In some of the entries, such as the fate of the Red Fort and its environs in the aftermath of the British crushing the rebellion of 1857, Safvi chronicles the fate of buildings to their present form. But she takes especial care in bringing to life the ingredient stone and stucco of her subject, in the active and vivid reconstruction of the buildings and monuments, as they were in their prime.
This is how the first chapter of Shahjahanabad begins: “In this book, we will go on a journey into the Qila and the city that was and now is. But first let’s go back in time. In your mind’s eye, come for a walk with me in the Qila that was.” A description of the once-opulent Diwan e Khas, bordered with gardens, follows.

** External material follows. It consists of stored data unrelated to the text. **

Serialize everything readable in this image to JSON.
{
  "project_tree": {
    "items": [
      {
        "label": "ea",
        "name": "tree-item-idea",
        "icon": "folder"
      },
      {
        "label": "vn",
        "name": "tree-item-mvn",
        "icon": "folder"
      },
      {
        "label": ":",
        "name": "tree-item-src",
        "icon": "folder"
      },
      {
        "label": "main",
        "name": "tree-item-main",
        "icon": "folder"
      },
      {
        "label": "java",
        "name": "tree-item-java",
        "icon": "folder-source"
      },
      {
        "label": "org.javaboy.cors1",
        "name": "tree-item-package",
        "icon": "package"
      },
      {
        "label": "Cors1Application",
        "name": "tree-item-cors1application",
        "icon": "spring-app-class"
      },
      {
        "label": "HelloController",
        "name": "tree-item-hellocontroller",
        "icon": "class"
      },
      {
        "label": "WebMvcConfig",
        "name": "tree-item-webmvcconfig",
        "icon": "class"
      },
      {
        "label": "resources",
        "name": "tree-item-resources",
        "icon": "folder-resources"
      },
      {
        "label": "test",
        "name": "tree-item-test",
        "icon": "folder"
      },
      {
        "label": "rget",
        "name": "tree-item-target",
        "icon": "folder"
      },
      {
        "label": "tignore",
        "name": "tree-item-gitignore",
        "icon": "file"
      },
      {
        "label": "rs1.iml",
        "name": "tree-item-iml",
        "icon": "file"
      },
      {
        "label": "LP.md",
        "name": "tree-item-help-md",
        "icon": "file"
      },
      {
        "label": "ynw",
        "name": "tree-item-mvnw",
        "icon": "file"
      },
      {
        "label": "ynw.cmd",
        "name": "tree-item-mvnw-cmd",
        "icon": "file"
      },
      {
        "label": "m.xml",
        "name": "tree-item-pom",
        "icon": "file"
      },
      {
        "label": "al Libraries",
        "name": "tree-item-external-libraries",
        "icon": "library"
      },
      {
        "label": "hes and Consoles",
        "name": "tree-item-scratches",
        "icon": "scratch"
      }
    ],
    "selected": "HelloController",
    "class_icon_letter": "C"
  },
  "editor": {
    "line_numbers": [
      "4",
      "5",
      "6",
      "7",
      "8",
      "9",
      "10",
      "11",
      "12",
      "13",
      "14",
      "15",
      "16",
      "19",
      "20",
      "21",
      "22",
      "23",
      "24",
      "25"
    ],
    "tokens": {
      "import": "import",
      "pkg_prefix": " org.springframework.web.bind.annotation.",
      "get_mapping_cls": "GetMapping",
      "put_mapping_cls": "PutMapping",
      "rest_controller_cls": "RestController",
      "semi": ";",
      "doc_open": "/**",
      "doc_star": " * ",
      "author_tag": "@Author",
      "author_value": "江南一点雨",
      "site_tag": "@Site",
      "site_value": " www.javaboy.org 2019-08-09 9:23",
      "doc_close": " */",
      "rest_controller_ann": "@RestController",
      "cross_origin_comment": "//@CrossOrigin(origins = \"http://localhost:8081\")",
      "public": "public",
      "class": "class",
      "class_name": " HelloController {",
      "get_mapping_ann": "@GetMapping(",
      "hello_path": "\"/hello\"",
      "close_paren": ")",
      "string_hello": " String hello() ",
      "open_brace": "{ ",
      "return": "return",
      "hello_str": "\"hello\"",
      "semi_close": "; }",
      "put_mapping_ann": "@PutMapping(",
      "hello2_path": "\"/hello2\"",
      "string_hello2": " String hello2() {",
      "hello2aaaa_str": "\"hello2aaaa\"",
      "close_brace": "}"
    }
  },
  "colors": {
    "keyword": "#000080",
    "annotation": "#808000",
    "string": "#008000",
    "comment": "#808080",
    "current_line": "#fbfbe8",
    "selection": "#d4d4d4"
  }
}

Here, Safvi’s approach conforms to what Muzaffar Alam considers to be one of the essential conditions of “historical imagination” – to not only use proven and authentic source materials when describing aspects of the past, but to possess the ability to transport oneself back into time, to be able to inhabit it, and by corollary, to think and feel with the sensibilities of someone living in the 13th or the 17th century.
Throughout the trilogy, there are numerous references to the land on which the successive cities of Delhi were built, the soil in which flower beds were planted, the gravelly ground into which once-powerful edifices break, splinter and erode to dust, the numerous excavations undertaken by the Archaeological Survey of India, in search of historical evidence for Delhi’s mythical past.
There is a subtle hint of secrets and stories that the earth holds that we are yet to discover. And it is in such moments that the benchmark of time in Guldi and Armitage’s “long-term history”, eight centuries in Safvi’s case, dissolves into a time more atavistic and planetary, more mysterious than the lost capital of the Chauhans, more ancient than Indraprastha, a “deep time”, in the sense that Dipesh Chakrabarty deploys the term in his most book, The Climate of History in a Planetary Age, the time of an earth that has provided nourishment through the ages and now is itself in need of healing.
If the stretch of road, from the eloquent stone-debris and mausoleums of Mehrauli to the heat, dust and incessant white noise of the living city of Shajahanabad, were a metaphor for time – then Safvi is surely its constant gardener.